B: Did you ever hear of a group called the um..IWW?

TF: The what?

B: The IWW? Some people called them the wobblies. Industrial Workers of the World? It was back...back around the time of World War I. They were...they wanted one big union, was their slogan. Did you ever hear of that?

TF: No. Hunt'un. I never had nothin' to do with it.

B: Okay. What um...if you don't mind me asking, what has been your politics through the years? Do you call yourself a Democrat or Republican or and Independent?

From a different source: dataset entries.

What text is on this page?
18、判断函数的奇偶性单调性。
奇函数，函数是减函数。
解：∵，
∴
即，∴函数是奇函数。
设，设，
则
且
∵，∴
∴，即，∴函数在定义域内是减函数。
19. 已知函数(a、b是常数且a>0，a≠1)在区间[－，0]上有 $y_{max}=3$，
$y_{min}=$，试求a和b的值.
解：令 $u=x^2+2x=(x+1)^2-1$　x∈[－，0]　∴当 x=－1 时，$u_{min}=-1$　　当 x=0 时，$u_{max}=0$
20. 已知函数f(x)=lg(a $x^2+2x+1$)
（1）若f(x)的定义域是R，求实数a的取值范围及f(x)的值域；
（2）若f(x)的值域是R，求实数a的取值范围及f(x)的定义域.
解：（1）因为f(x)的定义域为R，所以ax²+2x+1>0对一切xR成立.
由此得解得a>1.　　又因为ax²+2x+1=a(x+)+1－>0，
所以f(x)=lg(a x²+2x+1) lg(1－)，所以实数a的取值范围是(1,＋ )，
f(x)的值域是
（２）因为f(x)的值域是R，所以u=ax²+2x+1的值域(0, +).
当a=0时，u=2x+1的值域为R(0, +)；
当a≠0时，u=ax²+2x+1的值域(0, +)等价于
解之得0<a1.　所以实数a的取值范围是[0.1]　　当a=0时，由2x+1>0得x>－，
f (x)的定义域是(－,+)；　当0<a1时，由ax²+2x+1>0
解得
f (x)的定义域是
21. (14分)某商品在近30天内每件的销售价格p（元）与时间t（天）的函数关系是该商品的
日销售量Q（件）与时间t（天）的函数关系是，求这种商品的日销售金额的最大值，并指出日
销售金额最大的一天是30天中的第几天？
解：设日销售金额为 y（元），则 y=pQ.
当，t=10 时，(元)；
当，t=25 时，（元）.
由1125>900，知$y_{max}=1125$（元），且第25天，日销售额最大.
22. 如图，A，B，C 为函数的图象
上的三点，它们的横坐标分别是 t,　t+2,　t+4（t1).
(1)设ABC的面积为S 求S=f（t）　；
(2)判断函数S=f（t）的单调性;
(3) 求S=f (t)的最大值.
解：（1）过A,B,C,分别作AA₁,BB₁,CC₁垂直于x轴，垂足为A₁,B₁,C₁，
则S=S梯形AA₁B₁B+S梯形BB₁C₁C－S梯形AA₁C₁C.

TF: Well, I'll tell you what now, they's been time that I go to the polls and I vote for the one or two men. And, the other party didn't get anything. I'd vote for my one or two that I was for and if I was for the other man, I wouldn't vote against him.

B: Um...Okay.

TF: So I...but uh...I promised a feller one time, Doc Dotson, he's...he's a doctor down in Freeburn. And he's gonna make me vote Republican ticket. And I told him no. I...I'm Democrat. He said, "They ain't no Democrats. They just turn coats". I didn't know they's any difference, well, he kept on and he got hot with me and he told me said, "Uh...uh...you...you can change your mind". I said, "No, I said as long as I live, I will never vote a Republican vote because, I making you that promise". He's been dead many years, but I've never voted Republican vote but I've...I've voted for my men that I was for uh...on ticket. And uh... I wouldn't vote against them fellows, so. That...that...that fellow, if I felt for them. They have a just a little right but I...I make Doc Dotson that promise that I wouldn't do that. I'm funny, I...I...If I...If I tell you anything, it's iron clad. It...It'll stick.